Colorado Secretary of State Jena Griswold said her office is testing a way for voters to fix problematic ballots by phone in the November election.
The state’s mail-in election process relies on a signature verification system to ensure ballots were cast by the registered voters to whom they were mailed. Ballots are flagged when a signature is missing or doesn’t match.
A new program expected to launch statewide, TXT2cure, will make it easier for voters — especially younger ones — to cure, or fix, the problem, Griswold told The Denver Post. Voters will be notified of discrepancies by mail, as usual. But now they’ll have a route other than the U.S. Postal Service to fix the problem.
“You literally just text ‘Colorado2Vote,’ enter your voter ID and follow the instructions,” Griswold said. “You don’t need a stamp. You don’t need to go to a mailbox. You do it right on your phone.”
Voters between 18 and 22 years of age sometimes have their signatures flagged because election computers and judges have fewer signatures to compare against.
“We all know that younger people are always on their phones,” Griswold said. “It’s an easy thing, making it more accessible to fix those signatures.”
The Delta County Clerk’s Office tried the program in this year’s June 30 primary, and about half of the 20-30 ballots rejected for signature discrepancies were cured with TXT2cure, said Rene Loy-Maas, chief deputy clerk.
“It just gives (voters) another option to be able to quickly cure that discrepant signature and with our tech-savvy youth now, that follows right along with them,” Loy-Maas said.
Three Colorado counties, including Denver, have used TXT2cure in past elections and 16, including Delta County, tried it out for the first time in June, said Steve Hurlbert, spokesperson for Griswold.

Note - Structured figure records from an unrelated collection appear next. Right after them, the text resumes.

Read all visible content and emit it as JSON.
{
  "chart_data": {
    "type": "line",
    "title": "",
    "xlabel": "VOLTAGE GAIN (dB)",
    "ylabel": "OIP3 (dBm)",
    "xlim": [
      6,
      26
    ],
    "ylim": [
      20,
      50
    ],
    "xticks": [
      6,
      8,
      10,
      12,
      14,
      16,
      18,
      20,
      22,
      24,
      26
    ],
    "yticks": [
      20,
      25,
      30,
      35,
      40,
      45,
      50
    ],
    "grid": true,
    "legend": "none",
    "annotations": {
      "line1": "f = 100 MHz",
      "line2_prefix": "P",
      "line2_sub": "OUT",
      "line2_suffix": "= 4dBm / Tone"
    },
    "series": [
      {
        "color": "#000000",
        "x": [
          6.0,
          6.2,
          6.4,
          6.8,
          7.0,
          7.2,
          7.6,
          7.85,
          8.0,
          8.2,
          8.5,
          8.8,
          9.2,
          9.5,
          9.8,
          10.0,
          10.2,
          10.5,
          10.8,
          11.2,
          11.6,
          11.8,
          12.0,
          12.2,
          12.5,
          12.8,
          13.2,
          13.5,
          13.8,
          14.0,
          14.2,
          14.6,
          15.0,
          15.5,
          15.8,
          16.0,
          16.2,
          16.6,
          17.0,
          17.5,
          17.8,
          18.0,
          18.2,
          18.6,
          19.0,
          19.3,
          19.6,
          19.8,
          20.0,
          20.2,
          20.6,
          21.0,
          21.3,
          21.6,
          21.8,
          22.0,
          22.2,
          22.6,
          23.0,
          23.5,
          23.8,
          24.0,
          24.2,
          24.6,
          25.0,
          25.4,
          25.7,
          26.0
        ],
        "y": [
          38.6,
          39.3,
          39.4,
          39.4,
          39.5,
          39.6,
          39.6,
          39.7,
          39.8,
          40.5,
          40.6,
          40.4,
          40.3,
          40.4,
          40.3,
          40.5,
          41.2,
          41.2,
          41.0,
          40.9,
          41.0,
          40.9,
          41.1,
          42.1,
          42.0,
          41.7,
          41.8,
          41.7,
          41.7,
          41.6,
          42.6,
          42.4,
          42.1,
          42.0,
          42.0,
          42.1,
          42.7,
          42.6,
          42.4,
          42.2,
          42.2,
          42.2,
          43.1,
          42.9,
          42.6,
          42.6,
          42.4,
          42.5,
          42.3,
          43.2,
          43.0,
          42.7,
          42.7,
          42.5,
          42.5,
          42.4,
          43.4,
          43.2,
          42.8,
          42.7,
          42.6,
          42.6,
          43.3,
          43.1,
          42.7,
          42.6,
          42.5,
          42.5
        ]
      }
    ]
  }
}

More than half of Denver ballots with signature problems are cured through the program, said Alton Dillard, spokesperson for the Denver County Clerk’s Office.
To be sure, the rejection rate on signatures is low: Fewer than 2% of ballots cast by 18-year-olds, for instance, are referred back to the voter to cure. Still, Griswold said, it’s important to take steps to count every vote possible.
The state is finishing security tests on the technology and expects it to be available statewide by the Nov. 3 election.